Lavasa is the brainchild of Ajit Gulabchand, the jovial, silver-haired chairman of Hindustan Construction Company, an Indian conglomerate known for mega-projects like bridges and dams. He acquired land along the remote hills that slope down to Warasgaon Lake, a 12-mile-long reservoir that supplies water to Pune, from a group of investors hoping to make a little money selling vacation homes—a vision that proved decidedly too small for a man who occasionally commutes by helicopter.

Lavasa will be the first city in India—apart from a few company towns surrounding factories—to be built and governed entirely by a private corporation. It’s also the first city in India to be planned according to the principles of New Urbanism, which advocates walkable cities that commingle business and residential development, offer mixed-income housing, and preserve green space. Lavasa will provide centrally pressurized running water, reliable electricity, sewage treatment, garbage collection, and even fiber-optic connections in every home. These things are so alien in India that when prospective home buyers first saw Lavasa, Gulabchand says, many asked why they couldn’t see water tanks on the roofs, and whether the price of units included a septic tank.

Perhaps the most radical thing about Lavasa is its government—or rather, the fact that it has a government. Most Indian cities are run largely by states, some of which are bigger than many countries. As a result, urban development typically falls to overstretched bureaucrats or state politicians chiefly interested in courting rural voters. The Lavasa Corporation—the company formed to build and run the city of Lavasa—hired Scot Wrighton, an experienced American city administrator, as India’s first city manager. Wrighton says Lavasa offered him “a chance to build a new governance model for a country where governance at the municipal level does not work.” Under Maharashtra state law, the Lavasa Corporation can assume many of the functions normally reserved for the state, though it does not have police powers and cannot levy taxes. It employs private security guards and raises funds from home sales, rentals, and revenue-sharing agreements with businesses. Though the company hopes to eventually transition to a “public-private partnership model,” it’s an open question whether this government would be accountable to Lavasa’s citizens, and not just to investors.

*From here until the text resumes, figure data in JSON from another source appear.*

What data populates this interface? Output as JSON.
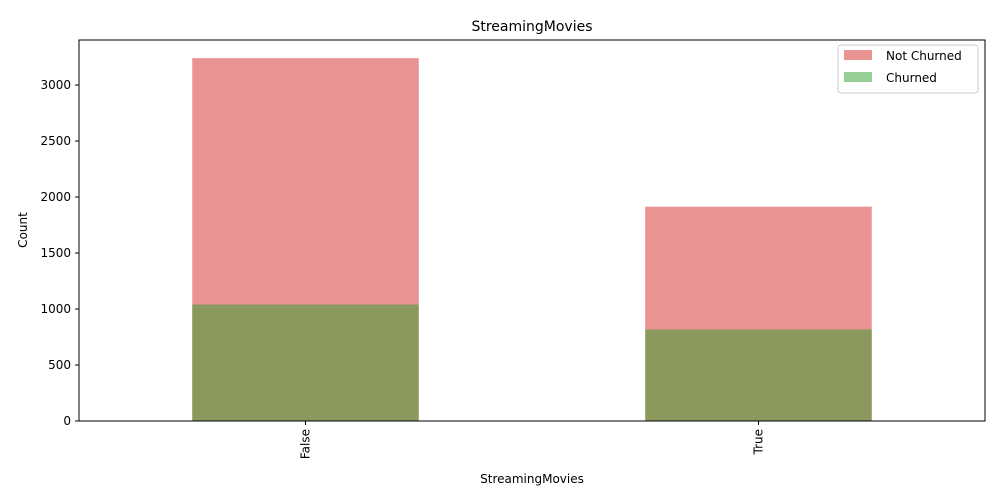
{
  "chart_data": {
    "type": "bar",
    "stacked": false,
    "overlaid": true,
    "title": "StreamingMovies",
    "xlabel": "StreamingMovies",
    "ylabel": "Count",
    "categories": [
      "False",
      "True"
    ],
    "series": [
      {
        "name": "Not Churned",
        "values": [
          3240,
          1914
        ],
        "color": "#d62728"
      },
      {
        "name": "Churned",
        "values": [
          1040,
          818
        ],
        "color": "#2ca02c"
      }
    ],
    "ylim": [
      0,
      3402
    ],
    "yticks": [
      0,
      500,
      1000,
      1500,
      2000,
      2500,
      3000
    ],
    "opacity": 0.5,
    "legend_position": "top-right",
    "grid": false
  }
}
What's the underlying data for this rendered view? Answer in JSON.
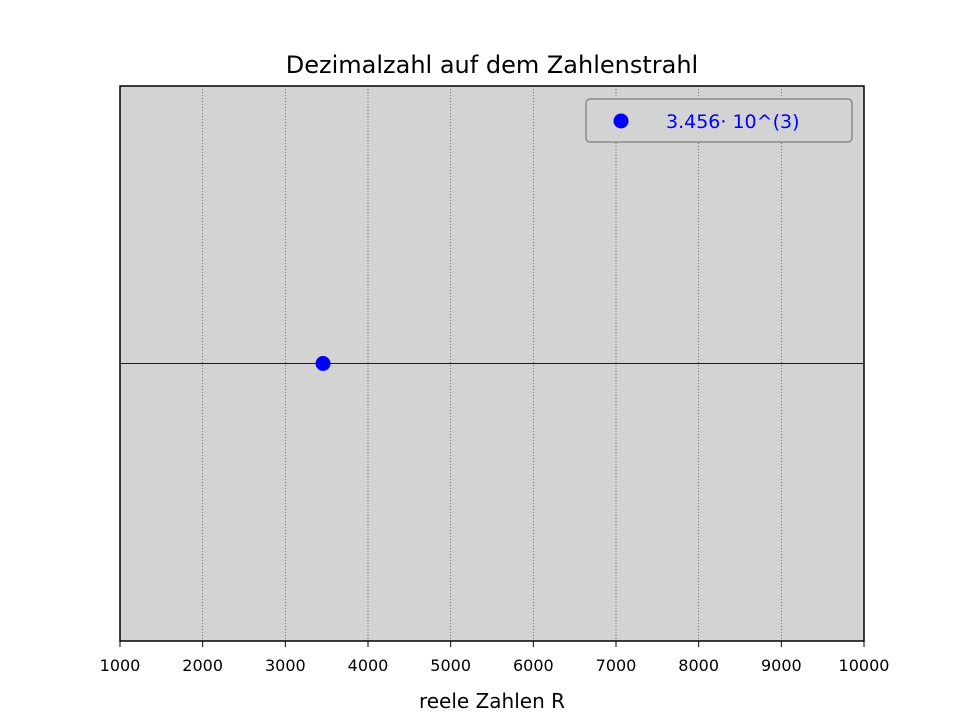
{
  "colors": {
    "plot_background": "#d3d3d3",
    "point": "#0000ff",
    "number_line": "#0000ff",
    "grid": "#555555",
    "axis": "#000000",
    "legend_border": "#8a8a8a",
    "legend_text": "#0000ff"
  },
  "chart_data": {
    "type": "scatter",
    "title": "Dezimalzahl auf dem Zahlenstrahl",
    "xlabel": "reele Zahlen R",
    "ylabel": "",
    "xlim": [
      1000,
      10000
    ],
    "xticks": [
      1000,
      2000,
      3000,
      4000,
      5000,
      6000,
      7000,
      8000,
      9000,
      10000
    ],
    "x_tick_labels": [
      "1000",
      "2000",
      "3000",
      "4000",
      "5000",
      "6000",
      "7000",
      "8000",
      "9000",
      "10000"
    ],
    "y_axis_visible": false,
    "grid": "vertical dotted",
    "legend_placement": "top-right",
    "number_line": {
      "y": 0
    },
    "series": [
      {
        "name": "3.456· 10^(3)",
        "x": [
          3456
        ],
        "y": [
          0
        ]
      }
    ]
  }
}
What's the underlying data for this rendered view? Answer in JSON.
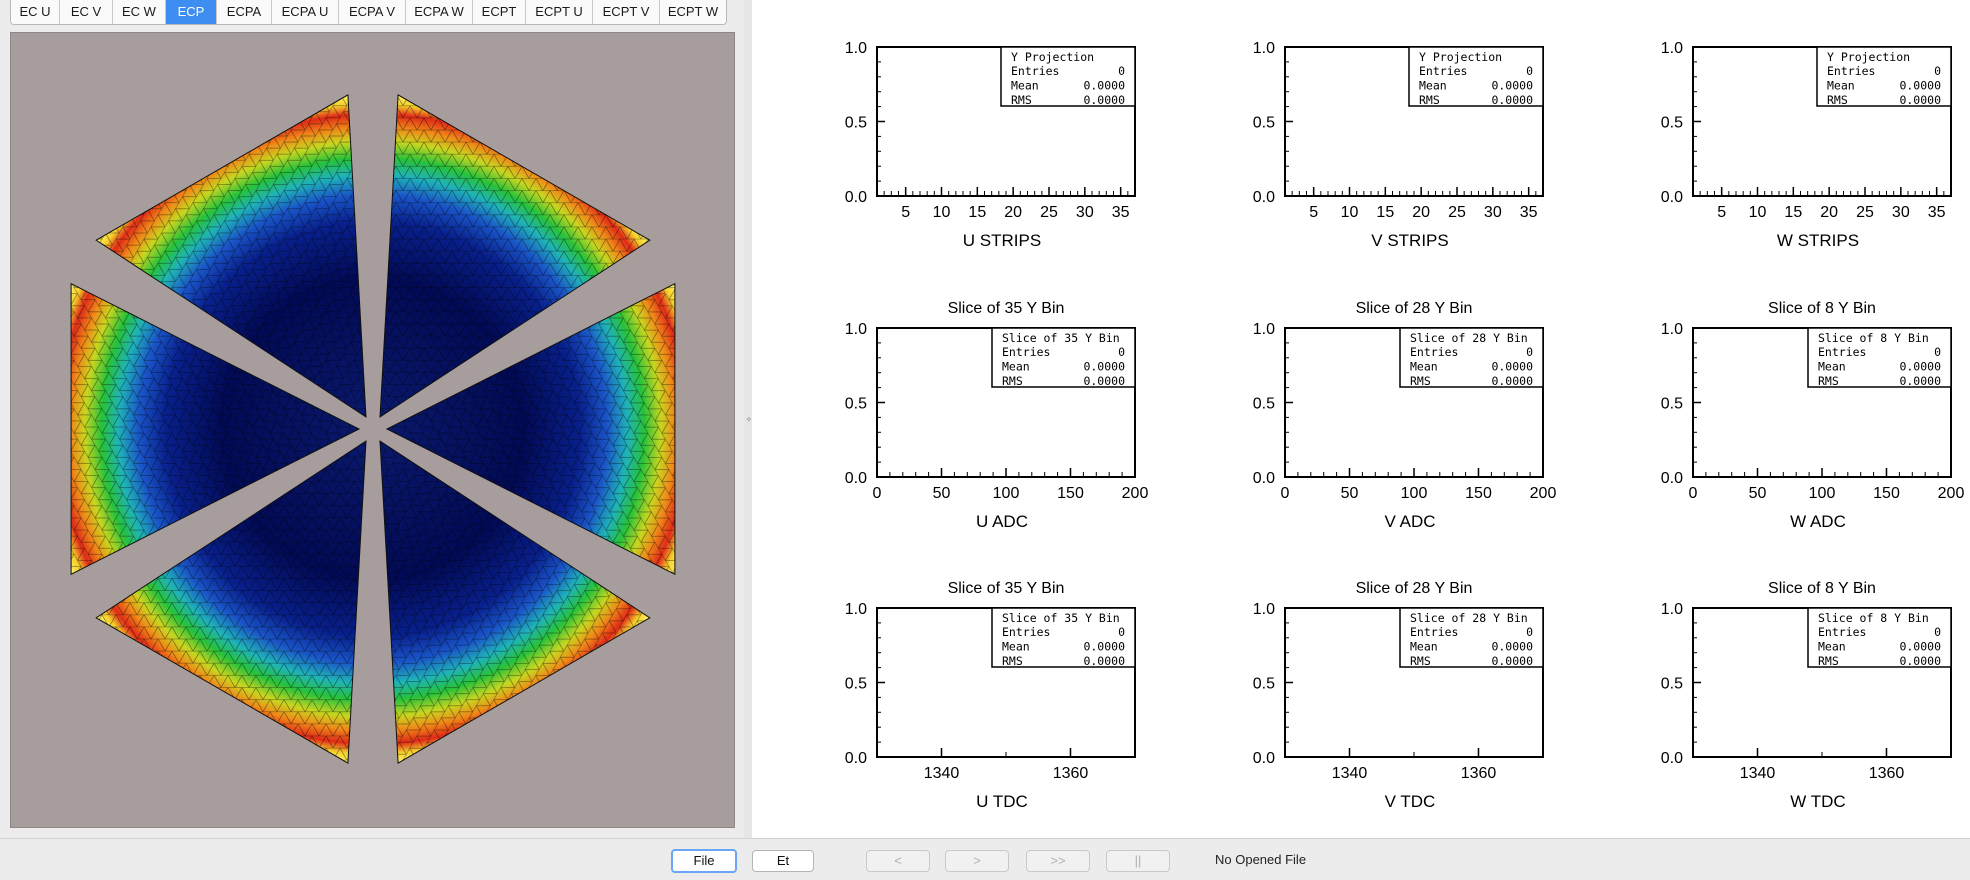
{
  "tabs": [
    {
      "label": "EC U"
    },
    {
      "label": "EC V"
    },
    {
      "label": "EC W"
    },
    {
      "label": "ECP",
      "active": true
    },
    {
      "label": "ECPA"
    },
    {
      "label": "ECPA U"
    },
    {
      "label": "ECPA V"
    },
    {
      "label": "ECPA W"
    },
    {
      "label": "ECPT"
    },
    {
      "label": "ECPT U"
    },
    {
      "label": "ECPT V"
    },
    {
      "label": "ECPT W"
    }
  ],
  "colors": {
    "accent": "#3d8ef0",
    "canvas_bg": "#a69d9c"
  },
  "bottom_bar": {
    "file_label": "File",
    "et_label": "Et",
    "prev_label": "<",
    "next_label": ">",
    "fast_forward_label": ">>",
    "pause_label": "||",
    "status": "No Opened File"
  },
  "chart_data": [
    {
      "type": "histogram",
      "title": "",
      "xlabel": "U STRIPS",
      "ylim": [
        0,
        1
      ],
      "yticks": [
        "0.0",
        "0.5",
        "1.0"
      ],
      "xlim": [
        1,
        37
      ],
      "xticks": [
        "5",
        "10",
        "15",
        "20",
        "25",
        "30",
        "35"
      ],
      "xtick_values": [
        5,
        10,
        15,
        20,
        25,
        30,
        35
      ],
      "minor_step": 1,
      "values": [],
      "stats": {
        "name": "Y Projection",
        "entries": "0",
        "mean": "0.0000",
        "rms": "0.0000"
      }
    },
    {
      "type": "histogram",
      "title": "",
      "xlabel": "V STRIPS",
      "ylim": [
        0,
        1
      ],
      "yticks": [
        "0.0",
        "0.5",
        "1.0"
      ],
      "xlim": [
        1,
        37
      ],
      "xticks": [
        "5",
        "10",
        "15",
        "20",
        "25",
        "30",
        "35"
      ],
      "xtick_values": [
        5,
        10,
        15,
        20,
        25,
        30,
        35
      ],
      "minor_step": 1,
      "values": [],
      "stats": {
        "name": "Y Projection",
        "entries": "0",
        "mean": "0.0000",
        "rms": "0.0000"
      }
    },
    {
      "type": "histogram",
      "title": "",
      "xlabel": "W STRIPS",
      "ylim": [
        0,
        1
      ],
      "yticks": [
        "0.0",
        "0.5",
        "1.0"
      ],
      "xlim": [
        1,
        37
      ],
      "xticks": [
        "5",
        "10",
        "15",
        "20",
        "25",
        "30",
        "35"
      ],
      "xtick_values": [
        5,
        10,
        15,
        20,
        25,
        30,
        35
      ],
      "minor_step": 1,
      "values": [],
      "stats": {
        "name": "Y Projection",
        "entries": "0",
        "mean": "0.0000",
        "rms": "0.0000"
      }
    },
    {
      "type": "histogram",
      "title": "Slice of 35 Y Bin",
      "xlabel": "U ADC",
      "ylim": [
        0,
        1
      ],
      "yticks": [
        "0.0",
        "0.5",
        "1.0"
      ],
      "xlim": [
        0,
        200
      ],
      "xticks": [
        "0",
        "50",
        "100",
        "150",
        "200"
      ],
      "xtick_values": [
        0,
        50,
        100,
        150,
        200
      ],
      "minor_step": 10,
      "values": [],
      "stats": {
        "name": "Slice of 35 Y Bin",
        "entries": "0",
        "mean": "0.0000",
        "rms": "0.0000"
      }
    },
    {
      "type": "histogram",
      "title": "Slice of 28 Y Bin",
      "xlabel": "V ADC",
      "ylim": [
        0,
        1
      ],
      "yticks": [
        "0.0",
        "0.5",
        "1.0"
      ],
      "xlim": [
        0,
        200
      ],
      "xticks": [
        "0",
        "50",
        "100",
        "150",
        "200"
      ],
      "xtick_values": [
        0,
        50,
        100,
        150,
        200
      ],
      "minor_step": 10,
      "values": [],
      "stats": {
        "name": "Slice of 28 Y Bin",
        "entries": "0",
        "mean": "0.0000",
        "rms": "0.0000"
      }
    },
    {
      "type": "histogram",
      "title": "Slice of 8 Y Bin",
      "xlabel": "W ADC",
      "ylim": [
        0,
        1
      ],
      "yticks": [
        "0.0",
        "0.5",
        "1.0"
      ],
      "xlim": [
        0,
        200
      ],
      "xticks": [
        "0",
        "50",
        "100",
        "150",
        "200"
      ],
      "xtick_values": [
        0,
        50,
        100,
        150,
        200
      ],
      "minor_step": 10,
      "values": [],
      "stats": {
        "name": "Slice of 8 Y Bin",
        "entries": "0",
        "mean": "0.0000",
        "rms": "0.0000"
      }
    },
    {
      "type": "histogram",
      "title": "Slice of 35 Y Bin",
      "xlabel": "U TDC",
      "ylim": [
        0,
        1
      ],
      "yticks": [
        "0.0",
        "0.5",
        "1.0"
      ],
      "xlim": [
        1330,
        1370
      ],
      "xticks": [
        "1340",
        "1360"
      ],
      "xtick_values": [
        1340,
        1360
      ],
      "minor_step": 10,
      "values": [],
      "stats": {
        "name": "Slice of 35 Y Bin",
        "entries": "0",
        "mean": "0.0000",
        "rms": "0.0000"
      }
    },
    {
      "type": "histogram",
      "title": "Slice of 28 Y Bin",
      "xlabel": "V TDC",
      "ylim": [
        0,
        1
      ],
      "yticks": [
        "0.0",
        "0.5",
        "1.0"
      ],
      "xlim": [
        1330,
        1370
      ],
      "xticks": [
        "1340",
        "1360"
      ],
      "xtick_values": [
        1340,
        1360
      ],
      "minor_step": 10,
      "values": [],
      "stats": {
        "name": "Slice of 28 Y Bin",
        "entries": "0",
        "mean": "0.0000",
        "rms": "0.0000"
      }
    },
    {
      "type": "histogram",
      "title": "Slice of 8 Y Bin",
      "xlabel": "W TDC",
      "ylim": [
        0,
        1
      ],
      "yticks": [
        "0.0",
        "0.5",
        "1.0"
      ],
      "xlim": [
        1330,
        1370
      ],
      "xticks": [
        "1340",
        "1360"
      ],
      "xtick_values": [
        1340,
        1360
      ],
      "minor_step": 10,
      "values": [],
      "stats": {
        "name": "Slice of 8 Y Bin",
        "entries": "0",
        "mean": "0.0000",
        "rms": "0.0000"
      }
    }
  ]
}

Most big development projects are controversial, and Lavasa is no exception. A dispute with the Indian environment ministry about clearances for the site halted construction, and the completion of Dasve may be delayed. Perhaps the most valid criticism of Lavasa’s developers is this: How can you claim to be pioneering a model of urban development for India, a country where, in 2005, nearly 830 million people lived on less than $2 a day, if you cater primarily to the rich? The least expensive apartments in Lavasa now sell for between $17,000 and $36,000—out of reach for most middle-class Indians. Gulabchand says the company has modified its plans to begin including affordable rental apartments for young professionals, as well as small “starter homes” that will rent for as little as $11 a month, a price laborers and domestic servants can pay. “We’re worried we’ll still get slums,” Gulabchand says. “Do we have all the answers yet? No. It is still an experiment, okay?”